Alternatively you could just pass arguments to your main program which simply passes them onto the called program like so:

#include <stdio.h>
#include <unistd.h>
#include <stdlib.h>
#include <sys/types.h>

void main(int argc, char *argv[])
{
    int pid;
    int num = 0;

    printf("You entered %d commands: \n", argc);

    for (num = 0; num < argc; ++num)
    {
        printf("\t%s\n", argv[num]);
    }

    pid = fork();

    if(pid == 0)
    {
            printf("Child's PID is %d. Parent's PID is %d\n", (int)getpid(), (int)getppid());

            execv("Assignments/ls", &argv[1]);
    }
    else
    {
            wait(pid);
            printf("Process Complete.\n");
            exit(0);
    }
}

Answer 2

One specific problem your code has is you must pass argv[idx] as the argument to exec. You're passing an array of char pointers, by passing argv.

Please also be advised that argc contains the full count of arguments, and that full count includes the program itself. argv[0] contains the program name to which you are passing the arguments. I'm not seeing that being reflected in your for loop.
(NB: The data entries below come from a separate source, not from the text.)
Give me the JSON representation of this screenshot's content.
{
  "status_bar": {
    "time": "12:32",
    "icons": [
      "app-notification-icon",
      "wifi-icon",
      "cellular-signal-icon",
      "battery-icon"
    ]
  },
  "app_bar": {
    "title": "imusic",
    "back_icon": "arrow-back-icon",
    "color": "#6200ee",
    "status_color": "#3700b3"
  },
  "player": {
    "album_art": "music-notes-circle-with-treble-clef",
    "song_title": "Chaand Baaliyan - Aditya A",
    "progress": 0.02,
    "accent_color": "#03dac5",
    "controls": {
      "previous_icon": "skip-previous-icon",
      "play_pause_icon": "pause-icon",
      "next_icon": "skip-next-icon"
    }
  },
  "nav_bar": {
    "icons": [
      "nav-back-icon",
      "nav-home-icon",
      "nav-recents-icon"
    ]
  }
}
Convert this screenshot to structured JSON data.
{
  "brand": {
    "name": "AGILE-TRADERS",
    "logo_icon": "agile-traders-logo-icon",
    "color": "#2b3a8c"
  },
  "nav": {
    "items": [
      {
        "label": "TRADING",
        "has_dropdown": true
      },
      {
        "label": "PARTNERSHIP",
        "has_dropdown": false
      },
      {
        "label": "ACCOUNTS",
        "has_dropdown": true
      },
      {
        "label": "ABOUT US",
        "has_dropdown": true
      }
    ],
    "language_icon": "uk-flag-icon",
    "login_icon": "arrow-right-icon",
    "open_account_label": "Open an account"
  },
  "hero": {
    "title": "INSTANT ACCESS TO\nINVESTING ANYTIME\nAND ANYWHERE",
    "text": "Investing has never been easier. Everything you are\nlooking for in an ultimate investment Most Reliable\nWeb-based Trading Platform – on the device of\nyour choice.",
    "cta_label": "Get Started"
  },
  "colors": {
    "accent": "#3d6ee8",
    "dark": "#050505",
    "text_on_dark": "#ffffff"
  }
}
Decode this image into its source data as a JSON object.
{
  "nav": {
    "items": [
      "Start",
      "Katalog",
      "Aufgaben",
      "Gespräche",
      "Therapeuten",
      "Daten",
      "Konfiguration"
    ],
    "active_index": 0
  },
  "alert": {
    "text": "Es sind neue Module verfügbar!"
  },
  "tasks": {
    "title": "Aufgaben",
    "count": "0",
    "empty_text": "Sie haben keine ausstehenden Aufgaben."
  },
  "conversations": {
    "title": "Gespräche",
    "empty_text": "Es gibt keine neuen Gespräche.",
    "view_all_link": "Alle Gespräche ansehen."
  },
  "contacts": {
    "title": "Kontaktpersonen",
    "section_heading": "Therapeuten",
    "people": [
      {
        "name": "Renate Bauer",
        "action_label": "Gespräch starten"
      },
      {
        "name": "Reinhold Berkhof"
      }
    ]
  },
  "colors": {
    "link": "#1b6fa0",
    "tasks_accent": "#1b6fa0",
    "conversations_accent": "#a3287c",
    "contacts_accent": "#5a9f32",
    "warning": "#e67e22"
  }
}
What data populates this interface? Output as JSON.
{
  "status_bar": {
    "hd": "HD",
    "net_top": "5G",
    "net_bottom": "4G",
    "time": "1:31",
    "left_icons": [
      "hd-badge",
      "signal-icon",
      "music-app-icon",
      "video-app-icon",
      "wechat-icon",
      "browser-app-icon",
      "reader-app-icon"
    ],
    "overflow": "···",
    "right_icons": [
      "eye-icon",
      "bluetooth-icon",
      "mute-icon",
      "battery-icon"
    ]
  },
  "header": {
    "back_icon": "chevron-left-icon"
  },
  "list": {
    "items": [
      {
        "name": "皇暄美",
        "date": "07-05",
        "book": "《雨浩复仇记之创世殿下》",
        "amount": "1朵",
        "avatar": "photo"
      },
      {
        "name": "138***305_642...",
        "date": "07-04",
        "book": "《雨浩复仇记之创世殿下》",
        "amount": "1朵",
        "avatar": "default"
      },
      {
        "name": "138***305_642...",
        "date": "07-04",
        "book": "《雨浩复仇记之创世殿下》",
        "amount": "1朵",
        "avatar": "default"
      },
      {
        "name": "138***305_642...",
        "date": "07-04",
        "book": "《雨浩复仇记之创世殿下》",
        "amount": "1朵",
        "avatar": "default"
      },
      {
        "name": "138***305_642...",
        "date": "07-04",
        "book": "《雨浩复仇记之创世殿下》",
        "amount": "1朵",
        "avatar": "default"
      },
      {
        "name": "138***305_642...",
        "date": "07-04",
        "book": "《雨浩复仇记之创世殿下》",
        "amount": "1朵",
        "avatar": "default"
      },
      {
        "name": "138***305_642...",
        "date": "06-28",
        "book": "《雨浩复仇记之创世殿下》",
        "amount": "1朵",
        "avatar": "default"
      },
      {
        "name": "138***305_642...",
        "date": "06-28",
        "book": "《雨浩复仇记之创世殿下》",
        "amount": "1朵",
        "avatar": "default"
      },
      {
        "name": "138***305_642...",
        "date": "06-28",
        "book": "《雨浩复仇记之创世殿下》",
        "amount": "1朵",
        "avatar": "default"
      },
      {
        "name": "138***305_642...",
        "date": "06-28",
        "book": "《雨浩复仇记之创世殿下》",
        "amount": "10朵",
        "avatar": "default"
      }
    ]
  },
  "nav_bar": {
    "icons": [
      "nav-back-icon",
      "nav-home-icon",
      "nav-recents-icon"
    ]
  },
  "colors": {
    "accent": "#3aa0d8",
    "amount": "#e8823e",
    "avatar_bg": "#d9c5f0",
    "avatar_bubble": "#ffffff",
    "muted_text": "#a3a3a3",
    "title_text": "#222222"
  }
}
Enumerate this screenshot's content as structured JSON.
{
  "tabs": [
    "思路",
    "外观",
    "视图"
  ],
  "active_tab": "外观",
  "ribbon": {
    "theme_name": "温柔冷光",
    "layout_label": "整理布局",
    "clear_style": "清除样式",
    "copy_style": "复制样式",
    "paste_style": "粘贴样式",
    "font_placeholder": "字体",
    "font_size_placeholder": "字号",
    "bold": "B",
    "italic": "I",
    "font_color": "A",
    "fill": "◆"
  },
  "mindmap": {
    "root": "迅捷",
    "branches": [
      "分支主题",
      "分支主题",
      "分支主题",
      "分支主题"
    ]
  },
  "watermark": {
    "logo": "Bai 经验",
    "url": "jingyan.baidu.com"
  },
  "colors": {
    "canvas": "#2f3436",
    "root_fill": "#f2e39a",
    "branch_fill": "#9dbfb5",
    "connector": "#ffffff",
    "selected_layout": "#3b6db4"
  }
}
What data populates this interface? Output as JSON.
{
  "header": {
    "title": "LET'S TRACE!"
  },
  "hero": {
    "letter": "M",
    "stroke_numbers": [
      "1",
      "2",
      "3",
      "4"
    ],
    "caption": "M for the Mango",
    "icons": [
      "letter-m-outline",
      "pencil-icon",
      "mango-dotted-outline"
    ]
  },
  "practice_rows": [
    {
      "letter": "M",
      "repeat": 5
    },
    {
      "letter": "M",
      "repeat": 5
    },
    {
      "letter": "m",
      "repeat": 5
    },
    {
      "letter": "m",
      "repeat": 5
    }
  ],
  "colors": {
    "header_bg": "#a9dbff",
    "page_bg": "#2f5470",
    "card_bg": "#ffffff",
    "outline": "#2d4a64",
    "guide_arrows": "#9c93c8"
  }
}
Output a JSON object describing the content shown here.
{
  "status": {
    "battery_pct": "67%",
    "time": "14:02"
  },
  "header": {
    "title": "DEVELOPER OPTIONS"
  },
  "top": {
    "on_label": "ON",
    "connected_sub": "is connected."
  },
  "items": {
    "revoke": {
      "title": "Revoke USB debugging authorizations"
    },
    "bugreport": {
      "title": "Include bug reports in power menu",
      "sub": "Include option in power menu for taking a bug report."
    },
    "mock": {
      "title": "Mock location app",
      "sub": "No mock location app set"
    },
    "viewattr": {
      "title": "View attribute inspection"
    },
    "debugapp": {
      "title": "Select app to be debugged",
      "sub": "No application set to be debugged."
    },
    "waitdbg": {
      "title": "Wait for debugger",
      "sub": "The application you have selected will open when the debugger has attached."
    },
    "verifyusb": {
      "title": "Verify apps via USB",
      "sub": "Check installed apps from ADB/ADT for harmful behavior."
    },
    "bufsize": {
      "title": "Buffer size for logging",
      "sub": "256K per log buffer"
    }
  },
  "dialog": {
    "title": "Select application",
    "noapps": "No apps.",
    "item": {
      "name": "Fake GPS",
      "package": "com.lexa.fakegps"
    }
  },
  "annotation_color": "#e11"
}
That is you are processing your own program and running it.

The way I've written these is to traverse argv in a while (or for, if you prefer), using an int varaiable -- for example int idx=0; -- until I find an argv[idx] pointer that is null.

If, for example, you had three arguments, argc would be 4, and argv[3] would be your last argument to process. argv[4] would be null.

Based on some of the answers you've received, here's a discussion of execv and fork.

Answer 3

1. You have wrong logic. use fork just before execv
2. move execv (together with fork) out of the loop;
3. 1st argument of the execv - is a path to the binary file to execute; 2nd - array of arguments to pass to the binary. Is this correct that you have in the current directory the sub-directory named 'Assignments' and this directory contains the executable named 'ls'? And, please, read 'man execv' carefully

Update:

Disregard points 1 and 2 above.

man execv:

   The execv(), execvp(), and execvpe()  functions  provide  an  array  of
   pointers  to  null-terminated  strings that represent the argument list
   available to the new  program.   The  first  argument,  by  convention,
   should  point  to the filename associated with the file being executed.
   The array of pointers must be terminated by a NULL pointer.